Business success depends on the quality of the company’s customer relations. Repeat customers, satisfied reference sources, and positive word of mouth are all possible outcomes of solid customer relations. Many problems, including the abandonment of a project, can be avoided with the help of a good working relationship founded on respect and trust. Every client-general contractor partnership, whether for a single project or several, ought to be profitable on both sides. This concept is straightforward: the customer gets a project finished on time and under budget for their content, and the contractor is compensated and earns a profit. Many factors need to be considered to build a successful contractor-customer relationship.

Ethical Issues That Can Arise in Contracting

While many studies have examined the various aspects of outsourcing, there is a scarcity of literature exploring ethical problems that occur throughout the contracting process. Furthermore, notwithstanding the assumption that there is a clear differentiation between market principles and liberal values that influence public governance, very few scholars have investigated the ethical issues and questions that occur when these areas collide. Examining ethical issues that seriously impede meeting project objectives is vital given the growing attention both contracting out as a different mode of delivering services and values in this interrelated and dependent growing industry. In general, project teams should recuse themselves from the development agendas once they have disclosed any potential conflicts of interest.

A conflict of interest often hampers the ethical conduct of those involved in the outsourcing process. In most cases, conflicts of interest result from competing priorities or goals. It may arise from various sources, including personal ties, organizational policies, and state or federal regulations. There is potential for a conflict of interest if Mary, a member of the project team, gets promoted to become the supervisor of her husband. This position is untenable for her since she feels conflicted between her allegiance to her husband and the firm. Financial conflicts of interest are also widespread. A conflict of interest might arise if a project manager was on the board of a construction firm but also owned a wood business from which they would profit. For instance, if a competitor employs the project manager’s wife, the manager may be in a conflict-of-interest position. This may occur whether or not the contract is for compensation.

Setting a fair price is another moral dilemma that might arise during the contractual process. Contract pricing should be done ethically by considering all relevant factors, including cost, profitability, and market conditions (Decker, 2022). Hence, there ought to be no deception or secret elements involved in determining rates for contracts that are morally sound. Contract pricing should be fair to all parties involved. Thus, open communication and compromise are essential. Successful contract completion based on moral principles offers advantages for all stakeholders. Accordingly, there is an obligation on the part of all individuals participating in the pricing process to avoid any potentially unethical situations.
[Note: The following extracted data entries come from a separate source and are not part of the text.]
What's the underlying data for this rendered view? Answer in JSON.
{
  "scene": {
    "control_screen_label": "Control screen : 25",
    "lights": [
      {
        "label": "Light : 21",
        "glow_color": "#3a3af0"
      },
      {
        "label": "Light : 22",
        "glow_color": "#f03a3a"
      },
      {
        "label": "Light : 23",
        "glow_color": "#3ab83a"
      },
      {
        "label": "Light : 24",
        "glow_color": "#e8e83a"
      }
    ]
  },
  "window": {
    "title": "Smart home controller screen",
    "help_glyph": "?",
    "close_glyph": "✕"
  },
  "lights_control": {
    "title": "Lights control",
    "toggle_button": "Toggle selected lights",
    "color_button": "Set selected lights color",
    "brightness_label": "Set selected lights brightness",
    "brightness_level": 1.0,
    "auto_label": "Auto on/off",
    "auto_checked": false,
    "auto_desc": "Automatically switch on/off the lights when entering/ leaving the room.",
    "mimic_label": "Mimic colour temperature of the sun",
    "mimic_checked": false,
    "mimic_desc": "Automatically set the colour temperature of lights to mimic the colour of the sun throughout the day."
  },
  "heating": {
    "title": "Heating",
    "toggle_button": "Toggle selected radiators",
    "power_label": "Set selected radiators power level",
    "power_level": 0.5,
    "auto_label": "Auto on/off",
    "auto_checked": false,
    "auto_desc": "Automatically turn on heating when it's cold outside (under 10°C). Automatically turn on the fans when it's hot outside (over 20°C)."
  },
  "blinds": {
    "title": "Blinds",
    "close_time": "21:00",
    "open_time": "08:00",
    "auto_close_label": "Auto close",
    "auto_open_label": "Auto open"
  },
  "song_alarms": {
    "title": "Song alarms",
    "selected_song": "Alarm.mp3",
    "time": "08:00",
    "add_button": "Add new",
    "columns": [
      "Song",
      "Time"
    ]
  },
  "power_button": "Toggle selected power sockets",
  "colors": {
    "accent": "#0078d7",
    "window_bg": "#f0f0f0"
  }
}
Observing all applicable laws and regulations is another potential ethical problem. Customers, sellers, and workers are all protected by various regulations and laws. Consequently, it is crucial to communicate the relevant statutory and regulatory standards when drafting an offer and entering into a contract. The contracts a company uses to do business with its customers should be drawn up and carried out following the highest standards of ethics and law, and they should be open for inspection and auditing. Lastly, unfairness is a moral problem that may develop from business deals. Unfairness occurs when businesses engage in unethical tactics such as conspiring to set pricing, manipulating the market, or agreeing to raise their rivals’ bid rates. While conflicts of interest are a common problem in project management, they are not insurmountable. Nonetheless, it is essential to remember that this problem might develop at any point in the contracting procedure; therefore, proper precautions should be taken.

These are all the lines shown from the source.